A FOURIER sub-study measuring bone turnover markers including osteocalcin, CTX, and P1NP in 312 participants found no statistically significant change at 24 months with evolocumab versus placebo. Inclisiran-specific osteocalcin data have not yet been published.
Is there a risk of fracture with Leqvio?
In pooled ORION trial data, fracture rates were rare and balanced between inclisiran and placebo arms. The ODYSSEY OUTCOMES trial for alirocumab, another PCSK9 inhibitor, showed a fracture hazard ratio of 0.97 (95% CI 0.81 to 1.16) with no excess risk over 34 months.
How does PCSK9 relate to bone metabolism?

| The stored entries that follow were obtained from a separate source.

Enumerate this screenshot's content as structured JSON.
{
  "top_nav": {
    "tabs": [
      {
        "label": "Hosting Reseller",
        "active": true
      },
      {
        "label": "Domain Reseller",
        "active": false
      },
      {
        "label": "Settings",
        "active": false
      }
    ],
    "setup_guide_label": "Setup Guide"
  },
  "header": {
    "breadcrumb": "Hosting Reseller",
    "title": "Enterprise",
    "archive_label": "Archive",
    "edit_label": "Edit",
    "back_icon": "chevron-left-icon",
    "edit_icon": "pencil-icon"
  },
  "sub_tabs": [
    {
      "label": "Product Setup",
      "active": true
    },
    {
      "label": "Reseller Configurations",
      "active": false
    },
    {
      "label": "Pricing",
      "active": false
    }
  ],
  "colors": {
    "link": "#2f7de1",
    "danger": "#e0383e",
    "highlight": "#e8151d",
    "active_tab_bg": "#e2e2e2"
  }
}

PCSK9 receptors are expressed on osteoblasts and may regulate intracellular cholesterol availability for cell membrane synthesis. Animal knock-out models show modest increases in trabecular bone volume without PCSK9, but whether this translates to clinically meaningful effects in humans on pharmacological therapy remains under investigation.
Does lowering LDL-C harm bones?
A Mendelian randomization analysis using UK Biobank data (N=337,159) found that genetically lower LDL-C was associated with slightly higher heel bone mineral density, suggesting that long-term LDL-C reduction is bone-neutral or mildly protective rather than harmful.

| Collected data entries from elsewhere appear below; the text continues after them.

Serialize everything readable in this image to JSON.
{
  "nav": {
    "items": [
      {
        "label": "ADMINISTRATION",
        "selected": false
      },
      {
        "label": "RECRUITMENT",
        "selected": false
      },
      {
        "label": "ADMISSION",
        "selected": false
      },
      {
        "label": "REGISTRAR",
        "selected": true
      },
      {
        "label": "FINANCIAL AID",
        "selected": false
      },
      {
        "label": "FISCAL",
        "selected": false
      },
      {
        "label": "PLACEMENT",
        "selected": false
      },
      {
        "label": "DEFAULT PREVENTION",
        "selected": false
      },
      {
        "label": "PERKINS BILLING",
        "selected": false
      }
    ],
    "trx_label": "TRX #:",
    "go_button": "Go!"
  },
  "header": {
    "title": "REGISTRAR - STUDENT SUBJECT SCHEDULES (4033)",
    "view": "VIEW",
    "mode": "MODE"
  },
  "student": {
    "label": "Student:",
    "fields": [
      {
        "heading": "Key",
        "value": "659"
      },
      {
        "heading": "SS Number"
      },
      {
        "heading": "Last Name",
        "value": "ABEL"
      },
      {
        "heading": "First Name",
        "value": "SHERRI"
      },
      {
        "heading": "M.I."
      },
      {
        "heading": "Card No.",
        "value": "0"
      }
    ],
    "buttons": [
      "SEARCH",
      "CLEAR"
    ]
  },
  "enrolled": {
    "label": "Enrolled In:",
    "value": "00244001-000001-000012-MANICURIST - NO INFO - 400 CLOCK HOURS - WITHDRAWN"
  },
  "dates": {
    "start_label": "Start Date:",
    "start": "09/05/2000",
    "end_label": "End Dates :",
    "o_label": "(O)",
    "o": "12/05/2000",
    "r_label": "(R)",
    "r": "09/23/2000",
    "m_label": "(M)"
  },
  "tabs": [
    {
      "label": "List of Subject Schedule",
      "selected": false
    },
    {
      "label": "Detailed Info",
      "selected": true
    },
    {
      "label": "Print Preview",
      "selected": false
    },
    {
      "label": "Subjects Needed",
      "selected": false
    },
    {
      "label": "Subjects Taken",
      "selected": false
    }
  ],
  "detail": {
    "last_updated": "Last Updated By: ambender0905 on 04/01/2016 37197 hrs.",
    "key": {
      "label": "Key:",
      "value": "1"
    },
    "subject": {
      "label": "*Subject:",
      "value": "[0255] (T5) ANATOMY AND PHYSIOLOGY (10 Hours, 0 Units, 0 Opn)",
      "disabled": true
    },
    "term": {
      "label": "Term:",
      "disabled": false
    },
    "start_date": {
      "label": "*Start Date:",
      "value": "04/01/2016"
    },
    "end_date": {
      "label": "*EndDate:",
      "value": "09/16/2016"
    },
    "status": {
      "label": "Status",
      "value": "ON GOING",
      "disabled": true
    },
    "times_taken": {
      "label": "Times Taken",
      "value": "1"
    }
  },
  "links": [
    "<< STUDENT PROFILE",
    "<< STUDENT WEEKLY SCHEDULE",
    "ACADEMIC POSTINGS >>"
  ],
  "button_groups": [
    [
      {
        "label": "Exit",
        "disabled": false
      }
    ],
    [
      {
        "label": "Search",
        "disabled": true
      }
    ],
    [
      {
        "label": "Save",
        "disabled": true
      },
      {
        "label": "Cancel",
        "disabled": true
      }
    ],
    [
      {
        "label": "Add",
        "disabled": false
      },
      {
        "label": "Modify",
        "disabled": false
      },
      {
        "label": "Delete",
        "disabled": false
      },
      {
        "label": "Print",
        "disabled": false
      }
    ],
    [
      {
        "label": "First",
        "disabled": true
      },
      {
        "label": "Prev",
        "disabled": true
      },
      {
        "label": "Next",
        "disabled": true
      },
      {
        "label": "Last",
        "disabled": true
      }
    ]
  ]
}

What monitoring does the ACC/AHA recommend for bone health on PCSK9 inhibitors?
The 2022 ACC/AHA lipid guideline and the 2019 ACC Expert Consensus Decision Pathway for novel lipid therapies do not recommend bone density monitoring or bone biomarker testing for patients on PCSK9 inhibitors, including inclisiran.
Are post-menopausal women at special risk for bone problems on Leqvio?
Post-menopausal women have higher baseline fracture risk due to estrogen withdrawal, but no trial evidence suggests inclisiran worsens that risk. Bone-protective strategies including calcium, vitamin D, and bisphosphonate therapy should be considered on their own clinical merits in this group.
When will there be more data on inclisiran and bone health?
The ORION-4 outcomes trial (approximately 15,000 patients) is expected to report around 2026 and will include longer-duration adverse event data. Two investigator-initiated studies examining BMD specifically in inclisiran patients over 36 months are registered with NIH, with results anticipated between 2026 and 2027.
Can denosumab and inclisiran be used together?
Denosumab (Prolia or Xgeva) and inclisiran act on entirely different targets and pathways. There is no known pharmacokinetic or pharmacodynamic interaction, and concurrent use is clinically reasonable for patients who have both osteoporosis and elevated cardiovascular risk.